Wednesday, 20 April 2016

petsmart

Via the always interesting Super Punch, we find this clever, satirical internet start-up generator that delivers convincingly well-presented shells, frontages of so called tech unicorns—rare and majestic creatures that have attained a valuation of a billion dollars, on paper at least, but as the field gets crowded by copy-cats or vertical monopolies become less viable and hence a dead monoceros (this is an ex-unicorn). With testimonials and angel investors, one would be pardoned for mistaken these snowclone templates for actual start-ups with a similar naming-convention, which have surprisingly, as a cause for concern, achieved that prized status.
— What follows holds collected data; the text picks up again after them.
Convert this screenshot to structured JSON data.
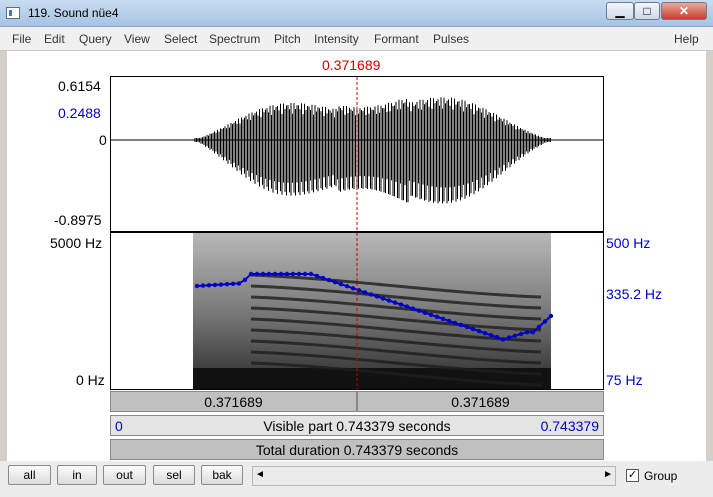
{
  "window": {
    "title": "119. Sound nüe4",
    "min_label": "▁",
    "max_label": "□",
    "close_label": "✕"
  },
  "menu": [
    "File",
    "Edit",
    "Query",
    "View",
    "Select",
    "Spectrum",
    "Pitch",
    "Intensity",
    "Formant",
    "Pulses"
  ],
  "help": "Help",
  "cursor_time": "0.371689",
  "waveform": {
    "max": "0.6154",
    "cursor_value": "0.2488",
    "zero": "0",
    "min": "-0.8975"
  },
  "spectrogram": {
    "top_freq": "5000 Hz",
    "bottom_freq": "0 Hz"
  },
  "pitch": {
    "top": "500 Hz",
    "cursor": "335.2 Hz",
    "bottom": "75 Hz"
  },
  "time_bar": {
    "left": "0.371689",
    "right": "0.371689"
  },
  "visible": {
    "start": "0",
    "label": "Visible part 0.743379 seconds",
    "end": "0.743379"
  },
  "total": "Total duration 0.743379 seconds",
  "buttons": [
    "all",
    "in",
    "out",
    "sel",
    "bak"
  ],
  "scroll": {
    "left_arrow": "◄",
    "right_arrow": "►"
  },
  "group": {
    "label": "Group",
    "checked": "✓"
  },
  "colors": {
    "cursor": "#d00000",
    "pitch": "#0000c8"
  }
}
sequestered or the long now

Via the Presurfer, we learn about the resting place outside of the city of Chicago where the first nuclear reactor and associated waste was interred. Researchers at the University of Chicago, working under a top secret commission to bring the powerhouse on-line before the Axis Powers, under the supervision of Enrico Fermi, achieved this first sustainable, controlled reaction at the woodland laboratory in 1942.
The experimental Chicago Piles (CP-1 through CP-3) ran for about a decade until brought off-line and buried in situ—marked with granite blocks and the warning to potential grave-robbers that digging is not advised—though safe for visitors due to the low yield and shielding used for this prototype. Reading this postcard reminded me of the call for submissions several years back on how to handle the nuclear waste of contemporary times, which is much longer-lived and far more deadly and poses a significant problem that the next ten thousand generations of Earthlings will need to contend with. From a vantage point far older than human civilisation itself, how could we ensure that the message of danger and to keep away from today’s nuclear waste disposal sites are imparted to the future? Proposals included a defensive, infernal landscape with sand berms and giant totems of tortured souls, giant steely thorns like the sort that enveloped Sleeping Beauty’s castle, or even a priesthood of sorts to bridge the millennia and warn off the curious and scavengers that indeed you will be struck down by beams of invisible energy if you defile this ancient temple. Can you think of a way to signal danger that won’t be liable to misinterpretation, or is our bequest an unmarked grave?

Tuesday, 19 April 2016

seal of approval

Via Boing Boing, comes a dystopian but probably very prescient look at how the ecology of robots and social media has changed after the disastrous and messy hook and crook of an experimental chatbot from Hugh Hancock that posits in the near future, not only will everyone enjoy their fifteen minutes of fame, they’ll also be attended by flights of chatty mobs—potentially making human presence on-line, at least in certain, defined circles, not a very pleasant or varied experience.
Public-relation firms could deploy armies of minions that could rival any mortal army of the most vitriolic and determined army of internet comment-trolls. Such flea-circuses, no matter how rudimentary or sophisticated, could soon manipulate the news and censor what might go against the current of the trending issue of the day by scale and inertia, elevating the flattering and burying the unbecoming. What do you think? Is it like a public garden being occupied by vandals and hooligans or might this never come to pass? Once these pests get into the wild, I am betting that human-users won’t be easily able to cull this invasive species.

the crustacean college of sea-monkey knowledge

Author and contributor to Public Radio’s This American Life Jack Hitt, writing for the New York Times, transports us to the magical undersea kingdom of novelty toy impresario and master-marketer Harold von Braunhut, inventor of the Amazing Live Sea-Monkeys and countless other mail-order items, by visiting his widowed-bride Yolanda, former campy pictures vixen, at the Maryland estate that was built by hawking and playful humbug. Yolanda is currently fighting a breach of contract by the toy distributor that assumed control of sales (Sea-Monkeys are still doing a brisk business) for using a Chinese supplier of brine-shrimp, instead of those packaged by von Braunhut herself with a secret process that guarantees reanimation, but the comprehensive article delves into the colourful (and sometimes dark) careers and backstory that brought the interview and the interviewee together for this fascinating remembrance.

galgenhumor

H and I are temporarily displaced while our home is being fumigated for woodworm. Though we disagree with the necessity and method and it was hard work rescuing all the plants in the jungle and such—and worry that the swallows might not come back to roost—the operation and efficiency are impressive. Checking up on the company, operating out of Nรผrnburg, to see if it had a reasonable reputation, we noticed that all the publicity photos of mostly churches and other historic structures were tented in the same flag colours. I guessed it was supposed to be some cute, patriotic statement or maybe there was a sale on that particular pattern. I didn’t go down, I suppose, the obvious route—associating gassing with Germany, until one of H’s colleagues brought it up.